Your argument sounds good on the surface, except for the fact that I don't know a single person who still uses 98, ME, or 2000 for that matter. Why would a company waste dollars supporting an infinitesimal population of hardware when an upgrade is only a few hundred dollars. Add to that, the popularity of laptop computers, which are prohibitively expensive to service. It's usually cheaper to replace them if you have any sort of failure outside of the 'disposable' components like HD's, Memory Sims, or optical drives.
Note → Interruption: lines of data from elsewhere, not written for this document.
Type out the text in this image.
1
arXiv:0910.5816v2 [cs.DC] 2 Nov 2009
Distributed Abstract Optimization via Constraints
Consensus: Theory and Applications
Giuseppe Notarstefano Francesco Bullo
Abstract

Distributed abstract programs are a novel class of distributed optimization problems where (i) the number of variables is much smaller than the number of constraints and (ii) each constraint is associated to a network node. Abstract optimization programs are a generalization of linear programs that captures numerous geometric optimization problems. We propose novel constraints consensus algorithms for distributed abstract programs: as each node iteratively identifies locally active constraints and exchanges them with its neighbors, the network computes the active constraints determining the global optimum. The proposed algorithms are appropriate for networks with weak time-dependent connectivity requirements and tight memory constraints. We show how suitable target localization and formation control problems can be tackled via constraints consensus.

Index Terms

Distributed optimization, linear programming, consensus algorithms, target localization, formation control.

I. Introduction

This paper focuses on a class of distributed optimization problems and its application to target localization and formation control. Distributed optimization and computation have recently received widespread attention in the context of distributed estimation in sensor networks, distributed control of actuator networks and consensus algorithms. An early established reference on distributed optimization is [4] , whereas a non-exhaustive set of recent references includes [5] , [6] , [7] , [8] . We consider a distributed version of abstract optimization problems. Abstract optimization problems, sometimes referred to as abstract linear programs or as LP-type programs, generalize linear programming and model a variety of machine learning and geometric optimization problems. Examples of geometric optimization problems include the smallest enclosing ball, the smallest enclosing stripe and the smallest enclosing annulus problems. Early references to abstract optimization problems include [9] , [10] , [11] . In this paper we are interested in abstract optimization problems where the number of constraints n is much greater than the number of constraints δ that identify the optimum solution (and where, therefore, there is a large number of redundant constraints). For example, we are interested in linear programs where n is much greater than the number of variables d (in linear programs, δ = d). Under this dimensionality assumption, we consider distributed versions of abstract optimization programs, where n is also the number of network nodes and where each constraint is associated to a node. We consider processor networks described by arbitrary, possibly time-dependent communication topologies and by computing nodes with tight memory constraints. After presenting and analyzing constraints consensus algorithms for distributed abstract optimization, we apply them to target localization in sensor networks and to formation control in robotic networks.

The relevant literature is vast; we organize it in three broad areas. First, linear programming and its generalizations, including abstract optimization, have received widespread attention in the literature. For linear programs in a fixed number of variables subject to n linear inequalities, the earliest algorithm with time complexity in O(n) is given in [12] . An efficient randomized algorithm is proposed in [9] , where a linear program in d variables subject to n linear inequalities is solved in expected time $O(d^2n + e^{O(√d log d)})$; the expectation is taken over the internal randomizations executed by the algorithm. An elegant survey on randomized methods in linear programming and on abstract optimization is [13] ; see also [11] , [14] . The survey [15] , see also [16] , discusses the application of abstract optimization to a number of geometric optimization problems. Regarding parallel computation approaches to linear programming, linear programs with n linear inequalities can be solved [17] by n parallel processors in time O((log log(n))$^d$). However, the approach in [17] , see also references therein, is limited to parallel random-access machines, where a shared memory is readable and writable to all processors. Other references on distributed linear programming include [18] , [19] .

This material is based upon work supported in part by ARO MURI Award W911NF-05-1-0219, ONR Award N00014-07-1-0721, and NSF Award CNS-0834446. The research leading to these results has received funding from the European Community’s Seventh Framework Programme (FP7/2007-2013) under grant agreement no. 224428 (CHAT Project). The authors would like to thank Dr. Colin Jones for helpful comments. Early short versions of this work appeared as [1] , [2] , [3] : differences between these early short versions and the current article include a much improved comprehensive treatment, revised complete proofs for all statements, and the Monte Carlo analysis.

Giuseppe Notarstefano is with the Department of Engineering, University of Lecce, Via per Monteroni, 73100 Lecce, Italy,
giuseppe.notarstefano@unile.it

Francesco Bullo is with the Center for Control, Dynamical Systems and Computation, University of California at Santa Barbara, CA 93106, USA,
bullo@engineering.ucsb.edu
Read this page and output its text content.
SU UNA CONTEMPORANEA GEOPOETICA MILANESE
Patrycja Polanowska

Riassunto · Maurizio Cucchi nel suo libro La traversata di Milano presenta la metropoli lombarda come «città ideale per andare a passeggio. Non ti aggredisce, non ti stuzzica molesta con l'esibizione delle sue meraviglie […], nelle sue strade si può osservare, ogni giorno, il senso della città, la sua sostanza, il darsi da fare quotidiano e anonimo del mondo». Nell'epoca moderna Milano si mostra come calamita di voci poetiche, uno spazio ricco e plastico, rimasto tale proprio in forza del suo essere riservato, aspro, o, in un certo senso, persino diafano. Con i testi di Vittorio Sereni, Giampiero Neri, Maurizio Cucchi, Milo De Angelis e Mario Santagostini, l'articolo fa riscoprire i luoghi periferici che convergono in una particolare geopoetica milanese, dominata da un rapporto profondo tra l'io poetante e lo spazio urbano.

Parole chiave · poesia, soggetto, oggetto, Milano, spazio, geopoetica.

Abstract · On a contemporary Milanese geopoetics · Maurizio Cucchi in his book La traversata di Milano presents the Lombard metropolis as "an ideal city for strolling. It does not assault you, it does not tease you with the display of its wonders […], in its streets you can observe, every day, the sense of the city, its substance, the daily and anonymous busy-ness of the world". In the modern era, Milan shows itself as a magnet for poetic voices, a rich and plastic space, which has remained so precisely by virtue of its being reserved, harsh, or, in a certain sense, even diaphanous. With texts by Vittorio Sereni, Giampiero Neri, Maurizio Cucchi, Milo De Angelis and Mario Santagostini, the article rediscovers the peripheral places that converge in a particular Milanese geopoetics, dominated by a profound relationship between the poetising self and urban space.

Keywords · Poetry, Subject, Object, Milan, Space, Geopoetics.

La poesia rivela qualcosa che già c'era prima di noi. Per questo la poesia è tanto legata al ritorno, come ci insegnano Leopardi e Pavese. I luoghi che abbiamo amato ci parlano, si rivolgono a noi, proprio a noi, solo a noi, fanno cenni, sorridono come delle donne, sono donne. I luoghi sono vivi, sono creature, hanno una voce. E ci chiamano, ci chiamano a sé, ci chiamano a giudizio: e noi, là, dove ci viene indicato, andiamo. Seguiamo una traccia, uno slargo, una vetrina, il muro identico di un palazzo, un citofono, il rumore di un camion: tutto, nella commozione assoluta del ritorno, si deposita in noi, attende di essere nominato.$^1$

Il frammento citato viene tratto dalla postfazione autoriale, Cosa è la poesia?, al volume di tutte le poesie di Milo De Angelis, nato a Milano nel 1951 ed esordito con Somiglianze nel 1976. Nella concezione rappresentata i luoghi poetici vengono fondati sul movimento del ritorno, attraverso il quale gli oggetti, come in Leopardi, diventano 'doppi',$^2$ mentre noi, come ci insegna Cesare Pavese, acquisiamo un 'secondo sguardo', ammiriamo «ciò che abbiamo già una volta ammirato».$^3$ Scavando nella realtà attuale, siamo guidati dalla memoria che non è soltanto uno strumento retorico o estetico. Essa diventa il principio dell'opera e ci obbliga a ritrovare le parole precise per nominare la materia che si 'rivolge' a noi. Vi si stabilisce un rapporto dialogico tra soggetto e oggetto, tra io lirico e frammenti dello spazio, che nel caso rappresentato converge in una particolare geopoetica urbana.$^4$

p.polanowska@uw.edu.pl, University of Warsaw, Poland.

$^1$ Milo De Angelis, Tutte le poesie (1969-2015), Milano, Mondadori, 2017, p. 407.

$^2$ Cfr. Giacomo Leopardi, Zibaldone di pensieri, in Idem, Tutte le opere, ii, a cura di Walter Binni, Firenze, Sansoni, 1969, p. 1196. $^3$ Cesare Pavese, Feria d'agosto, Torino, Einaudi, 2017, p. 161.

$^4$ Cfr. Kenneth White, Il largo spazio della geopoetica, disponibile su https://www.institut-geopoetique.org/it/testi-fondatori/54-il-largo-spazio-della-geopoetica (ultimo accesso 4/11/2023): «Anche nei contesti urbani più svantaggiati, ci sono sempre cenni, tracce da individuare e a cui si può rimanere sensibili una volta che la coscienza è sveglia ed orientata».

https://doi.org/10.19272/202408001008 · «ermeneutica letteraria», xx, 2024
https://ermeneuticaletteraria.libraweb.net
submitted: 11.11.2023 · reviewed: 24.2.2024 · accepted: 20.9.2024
Every business I have worked for in the last 15 years upgrades their PC hardware every 2-4 years. I'm betting most home users do the same but at twice those intervals (4-8 years), either due to desire, or component failure.
The business model would certainly work well for businesses, and also works well for home users. Mac users tend to have more disposable income. It certainly isn't hurting the Apple bottom line, and you get a leaner OS in the bargain.
In the end, the 3rd party vendor support is far more important than the OS itself. The oddest thing is that Apple is far more popular with the home user crowd even though the support model would seem to be more in line with business practices in regards to sunsetting old hardware. I can only assume the Mac users have more disposable income is a factor. Although I'm sure there are still PPC's out there still ticking along, the bulk have probably long since upgraded to an Intel Mac.
Re:Middle aged at 35? (Score:3, Informative)
Umm, generally middle age refers to a period of a person's life, not a point in time. The US census bureau considers middle age to be 35-54, so claiming a company is becoming "middle aged" when it is 35 is not really all that unusual or outside of the normal use of the phrase.